Only the 1%’s wages have risen since 2008, the rest of us are left with nothing more than hollow words asking to work harder and be better than everyone else. Rents have risen every year, and London is, by no secret, one of the costliest cities to live in the world. Renting in the South East is on average two times more expensive than a mortgage. This is however offset by the fact that on average, to be able to buy a house in London, one would have to earn around £300,000 per year. What’s more worrying is that to be classed as part of the 1%, a household has to earn £160,000.

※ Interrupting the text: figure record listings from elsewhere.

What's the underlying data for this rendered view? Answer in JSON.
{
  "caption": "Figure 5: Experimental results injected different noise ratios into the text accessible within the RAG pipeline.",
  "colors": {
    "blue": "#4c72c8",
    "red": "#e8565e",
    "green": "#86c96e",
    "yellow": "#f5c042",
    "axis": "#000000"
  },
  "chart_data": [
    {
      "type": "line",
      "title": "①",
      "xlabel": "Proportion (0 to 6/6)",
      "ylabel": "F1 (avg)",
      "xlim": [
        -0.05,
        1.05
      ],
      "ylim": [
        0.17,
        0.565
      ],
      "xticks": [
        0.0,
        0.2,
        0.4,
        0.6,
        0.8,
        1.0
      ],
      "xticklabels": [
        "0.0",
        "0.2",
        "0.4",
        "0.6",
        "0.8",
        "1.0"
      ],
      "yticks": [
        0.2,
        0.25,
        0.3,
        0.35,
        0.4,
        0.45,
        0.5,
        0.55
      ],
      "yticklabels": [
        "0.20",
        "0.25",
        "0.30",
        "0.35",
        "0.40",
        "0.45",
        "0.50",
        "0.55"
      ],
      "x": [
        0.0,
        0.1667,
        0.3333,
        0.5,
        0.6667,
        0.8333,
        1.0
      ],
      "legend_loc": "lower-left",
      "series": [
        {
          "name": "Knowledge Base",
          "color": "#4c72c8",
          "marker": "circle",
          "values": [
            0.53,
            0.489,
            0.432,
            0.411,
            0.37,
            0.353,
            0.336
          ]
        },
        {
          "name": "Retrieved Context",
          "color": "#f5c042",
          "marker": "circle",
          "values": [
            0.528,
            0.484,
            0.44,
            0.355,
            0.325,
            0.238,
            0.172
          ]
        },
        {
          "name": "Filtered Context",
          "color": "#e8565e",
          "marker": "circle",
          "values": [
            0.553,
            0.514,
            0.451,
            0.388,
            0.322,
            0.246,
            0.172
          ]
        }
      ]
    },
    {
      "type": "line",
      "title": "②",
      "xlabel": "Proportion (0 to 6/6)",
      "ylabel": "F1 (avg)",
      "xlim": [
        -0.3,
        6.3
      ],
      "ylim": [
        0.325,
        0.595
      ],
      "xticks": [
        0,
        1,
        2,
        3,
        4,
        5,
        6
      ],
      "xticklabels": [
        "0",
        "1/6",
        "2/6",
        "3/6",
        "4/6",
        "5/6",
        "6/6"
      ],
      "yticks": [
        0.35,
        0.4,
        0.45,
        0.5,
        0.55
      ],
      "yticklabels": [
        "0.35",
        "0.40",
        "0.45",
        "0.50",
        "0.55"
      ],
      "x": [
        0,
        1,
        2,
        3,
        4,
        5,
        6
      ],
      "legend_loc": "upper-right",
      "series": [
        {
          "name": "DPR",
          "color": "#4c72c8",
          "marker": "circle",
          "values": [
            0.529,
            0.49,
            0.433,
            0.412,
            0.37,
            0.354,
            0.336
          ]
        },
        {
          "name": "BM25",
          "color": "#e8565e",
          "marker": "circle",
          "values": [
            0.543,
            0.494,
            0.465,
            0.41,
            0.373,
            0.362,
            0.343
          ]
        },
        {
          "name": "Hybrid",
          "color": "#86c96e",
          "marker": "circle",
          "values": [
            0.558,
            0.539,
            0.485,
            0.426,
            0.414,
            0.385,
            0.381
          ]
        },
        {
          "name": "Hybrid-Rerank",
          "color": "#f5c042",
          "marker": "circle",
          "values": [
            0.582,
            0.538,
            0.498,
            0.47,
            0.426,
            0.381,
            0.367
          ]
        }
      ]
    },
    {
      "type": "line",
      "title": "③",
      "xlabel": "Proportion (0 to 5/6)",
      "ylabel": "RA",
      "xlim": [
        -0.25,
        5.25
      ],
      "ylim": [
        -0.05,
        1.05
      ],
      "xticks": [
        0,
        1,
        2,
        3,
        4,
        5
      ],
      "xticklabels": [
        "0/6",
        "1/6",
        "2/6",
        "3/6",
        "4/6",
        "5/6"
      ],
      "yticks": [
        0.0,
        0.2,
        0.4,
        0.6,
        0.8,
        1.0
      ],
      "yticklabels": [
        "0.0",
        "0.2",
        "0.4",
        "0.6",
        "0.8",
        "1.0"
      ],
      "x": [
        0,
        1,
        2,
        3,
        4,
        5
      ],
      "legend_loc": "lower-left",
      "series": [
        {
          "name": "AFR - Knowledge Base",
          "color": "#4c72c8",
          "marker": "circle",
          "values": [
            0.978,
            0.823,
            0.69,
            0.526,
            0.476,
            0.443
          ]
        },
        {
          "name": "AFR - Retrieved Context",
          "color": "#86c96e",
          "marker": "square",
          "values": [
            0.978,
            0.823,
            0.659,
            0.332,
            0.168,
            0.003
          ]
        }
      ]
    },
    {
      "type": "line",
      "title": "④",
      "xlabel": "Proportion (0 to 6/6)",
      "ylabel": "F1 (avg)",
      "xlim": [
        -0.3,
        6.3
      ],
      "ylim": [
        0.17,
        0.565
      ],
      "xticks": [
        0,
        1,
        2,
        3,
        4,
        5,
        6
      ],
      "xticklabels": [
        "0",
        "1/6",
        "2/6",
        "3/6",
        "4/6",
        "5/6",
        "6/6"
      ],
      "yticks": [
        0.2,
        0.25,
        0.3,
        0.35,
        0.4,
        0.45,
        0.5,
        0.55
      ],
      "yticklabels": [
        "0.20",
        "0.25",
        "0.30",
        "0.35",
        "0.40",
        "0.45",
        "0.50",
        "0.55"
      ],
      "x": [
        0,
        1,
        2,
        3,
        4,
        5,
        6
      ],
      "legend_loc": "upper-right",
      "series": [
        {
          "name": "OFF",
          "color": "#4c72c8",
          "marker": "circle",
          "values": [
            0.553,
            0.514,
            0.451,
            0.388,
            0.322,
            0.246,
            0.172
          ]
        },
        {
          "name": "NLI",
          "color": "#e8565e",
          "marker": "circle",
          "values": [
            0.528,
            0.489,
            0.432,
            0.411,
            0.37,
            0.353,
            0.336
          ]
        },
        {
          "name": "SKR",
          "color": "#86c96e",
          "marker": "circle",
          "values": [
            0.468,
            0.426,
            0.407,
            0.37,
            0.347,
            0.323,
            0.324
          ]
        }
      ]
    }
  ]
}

those with a degree earn around ten times more than those who do not

When even those at the top of society feel financially insecure, it’s not hard to say that the situation has gotten out of hand. One of the most pertinent implications is that this competition rhetoric has negatively impacted our education system. We teach our children to pass exams rather than develop a love for learning, and university students are seeing higher education as a means to earn more money.

The effect is social segregation

In fact, those with a degree earn around ten times more than those who do not. The effect is social segregation, compounded by the highly polarised and divided population, blue in the south, red in the north. We don’t talk to each other, our own ideas aren’t challenged and that makes it easy to see other people as different. A bad kind of different.

As the talk continued, it becomes clear that Dorling’s passion for this subject is intense. Candid and honest, the conversation turns to the question that weights most on the mind of the audience during the Q&A: what do we do about it? The answer isn’t as complex as one would think: we just have to begin recognising it as an issue. When only the 1% of the 1% benefit, we should all strive to understand each other more.